Simulations, and then real world operations for a long time now, seem to indicate it was a good tradeoff, and that’s the point. It’s not about creating deterministic outcomes in this world of distributed networks, but about reasonable tradeoffs, and so far there’s no indication we took the wrong path :slightly_smiling_face:

I do not want to take a stand as a proponent or opponent of Horizen’s delayed block penalty system. Of course, it is fine that different crypto projects make different decisions both on good argumentation. However, considering how many projects suffered reputation damage from 51% attacks and considering how many of these projects implemented similar systems as Horizen, I think it might be good if the core team members make it a ‘deliberate’ decision to implement or not implement such a system. If the core team members already had a good discussion about the topic before that is of course not necessary. However, if the topic has not been discussed much, it might be prudent to discuss the topic at least among the core members to list pro’s and con’s to formulate the projects stand on the matter in case a 51% attack ever happens.e

We made a deliberate decision to adhere to the longest (most-work) chain rule, in the firm belief that any “51% attack mitigation” introduces more problems than it solves. I think the best mitigation is an economic one; exchanges should be wary of being sold a large amount of grin and sufficiently delay the payout to reasonably minimize the risk of a deep-reorg with rented hashpower. Grin might be somewhat better off than other coins in that only high memory GPUs are suitable for such an attack and these are harder to rent in large quantities.

1 Like

Glad to hear good thought was put into the decission. True, staying away from ASICs and focussing on high end videocards makes it much more unlikely for a 51% attack to happen. And using common sence and waiting a couple of blocks to confirm large transactions also mitigates the risk.
For the long term I thought it was planned to allow some ASIC mining on Grin, maybe at that time the decission can be reevaluated. Planning ahead, the possibility to implement a delayed block penalty sytem might be an interesting feature to introduced via a Soft Fork, or would it require a hard fork? Anyhow, hope it will never be needed in the first place but always good to consider worst case scenarios and leave a bit of room to inplement changes after hard fork nr 4.

1 Like

We’re not staying away from ASICs. We’ve just set the target of 0.5-1GB of SRAM so high that it could be several years before ASICs make economic sense. But we certainly do welcome them.

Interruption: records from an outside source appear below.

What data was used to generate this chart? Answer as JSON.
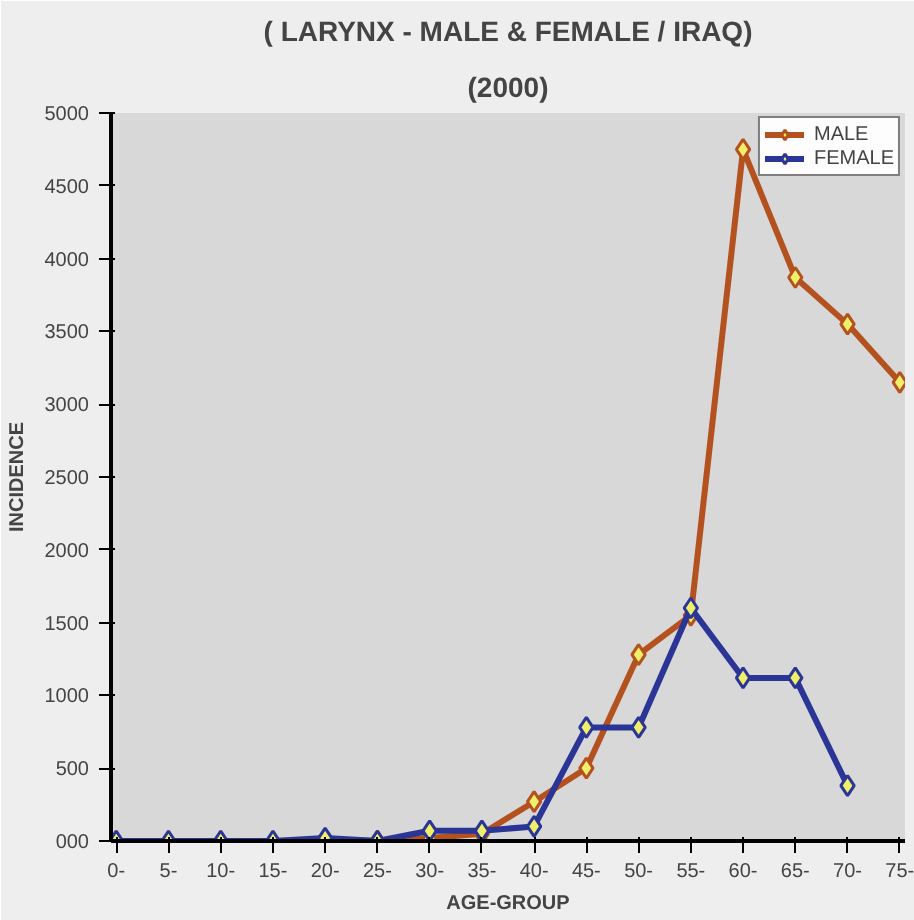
{
  "chart_data": {
    "type": "line",
    "title": "( LARYNX - MALE & FEMALE / IRAQ)",
    "subtitle": "(2000)",
    "xlabel": "AGE-GROUP",
    "ylabel": "INCIDENCE",
    "categories": [
      "0-",
      "5-",
      "10-",
      "15-",
      "20-",
      "25-",
      "30-",
      "35-",
      "40-",
      "45-",
      "50-",
      "55-",
      "60-",
      "65-",
      "70-",
      "75-"
    ],
    "series": [
      {
        "name": "MALE",
        "color": "#b4521f",
        "values": [
          null,
          null,
          null,
          null,
          10,
          0,
          20,
          50,
          270,
          500,
          1280,
          1550,
          4750,
          3870,
          3550,
          3150
        ]
      },
      {
        "name": "FEMALE",
        "color": "#2a3596",
        "values": [
          0,
          0,
          0,
          0,
          20,
          0,
          70,
          70,
          100,
          780,
          780,
          1600,
          1120,
          1120,
          380,
          null
        ]
      }
    ],
    "ylim": [
      0,
      5000
    ],
    "yticks": [
      {
        "value": 0,
        "label": "000"
      },
      500,
      1000,
      1500,
      2000,
      2500,
      3000,
      3500,
      4000,
      4500,
      5000
    ],
    "grid": false,
    "legend": "top right",
    "marker": "diamond",
    "line_style": "solid"
  }
}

Quite the opposite. ASICs would make a 51% attack much less likely as such hardware is generally not for rent, and its value depends on the health of the coins it can be applied for.

No; it’s a misfeature.

1 Like

No; it’s a misfeature

I mean that the feature/mis-feature might be needed in the future. Maybe it is indeed a misfeature :stuck_out_tongue: Anyhow, since there has been a lot of discussion on what Soft Fork actually would/could be used for, this is an example of something that might be needed. I stand corrected about the ASIC’s, asuming of course no other large project implement similar mining algorithms in which case their profability does not depend anymore on Grin.